Le ministère de la justice prépare une loi organique qui donnera au procureur européen délégué des pouvoirs réservés aux juges d’instruction.
La mise en œuvre à la fin de 2020 du parquet européen risque de provoquer des remous dans la magistrature. Et, surtout, de souligner par contraste les ambiguïtés du système judiciaire français. Vingt-deux pays de l’Union européenne ont signé le 12 octobre 2017 le règlement fondateur de ce parquet supranational chargé de la lutte contre les atteintes aux intérêts financiers de l’Union, essentiellement la fraude à la TVA intracommunautaire et aux subventions européennes. L’objectif est de mieux rechercher, poursuivre et renvoyer en jugement les auteurs et complices de ces infractions insuffisamment poursuivies par les juridictions nationales alors qu’elles s’élèveraient à plusieurs milliards d’euros aux dépens du budget de l’UE.
La création de ce parquet impose d’adapter les procédures et l’organisation judiciaires. Le ministère de la justice concocte actuellement un très délicat projet de loi organique qui devra être soumis au Parlement d’ici à l’été 2020. Il s’agit de trouver la solution aux injonctions contradictoires que porte ce projet européen.

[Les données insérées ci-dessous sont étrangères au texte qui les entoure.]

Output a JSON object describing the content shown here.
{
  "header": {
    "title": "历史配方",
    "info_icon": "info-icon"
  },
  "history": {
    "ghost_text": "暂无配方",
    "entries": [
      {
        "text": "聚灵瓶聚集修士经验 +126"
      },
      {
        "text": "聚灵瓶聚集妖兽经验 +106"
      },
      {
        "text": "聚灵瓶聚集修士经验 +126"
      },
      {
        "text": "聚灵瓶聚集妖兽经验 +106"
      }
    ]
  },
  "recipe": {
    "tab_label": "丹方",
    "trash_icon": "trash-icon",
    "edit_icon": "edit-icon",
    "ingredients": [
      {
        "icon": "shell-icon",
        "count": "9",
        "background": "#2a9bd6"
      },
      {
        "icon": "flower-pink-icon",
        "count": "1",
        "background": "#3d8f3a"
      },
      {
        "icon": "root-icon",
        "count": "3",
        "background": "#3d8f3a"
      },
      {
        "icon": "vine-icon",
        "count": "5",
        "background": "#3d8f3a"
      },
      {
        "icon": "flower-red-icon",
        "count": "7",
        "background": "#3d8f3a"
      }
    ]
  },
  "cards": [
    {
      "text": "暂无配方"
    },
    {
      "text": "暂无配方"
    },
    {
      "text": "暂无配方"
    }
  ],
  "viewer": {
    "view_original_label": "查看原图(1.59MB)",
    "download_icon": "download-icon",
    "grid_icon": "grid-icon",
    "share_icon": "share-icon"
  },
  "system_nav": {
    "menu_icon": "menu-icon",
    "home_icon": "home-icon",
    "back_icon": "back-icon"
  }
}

Alors que le système français prévoit d’ouvrir des informations judiciaires confiées à des juges d’instruction indépendants pour les affaires criminelles et les infractions économiques et financières les plus complexes nécessitant de lourdes enquêtes, le choix fait ici est à l’opposé. Les enquêtes que le futur parquet européen choisira de lancer resteront exclusivement à la main de « procureurs européens délégués » nommés au sein des parquets de chaque pays. « C’est un peu dur à avaler », confie le président du tribunal de grande instance d’une grande métropole française.
Monstre juridique
Mais l’ambition du parquet européen est de ne pas être entravé dans sa mission par des considérations politiques locales ni par des intérêts nationaux. Aussi l’article 17 du règlement européen proclame-t-il que les procureurs européens délégués « doivent offrir toutes garanties d’indépendance ». Comme le procureur européen, ses délégués « ne sollicitent ni n’acceptent d’instructions d’aucune personne extérieure au parquet européen, d’aucun Etat membre de l’Union européenne ». Ce qui ne correspond pas au statut actuel du parquet français dont les membres sont choisis par le ministère de la justice et soumis au pouvoir disciplinaire du garde des sceaux.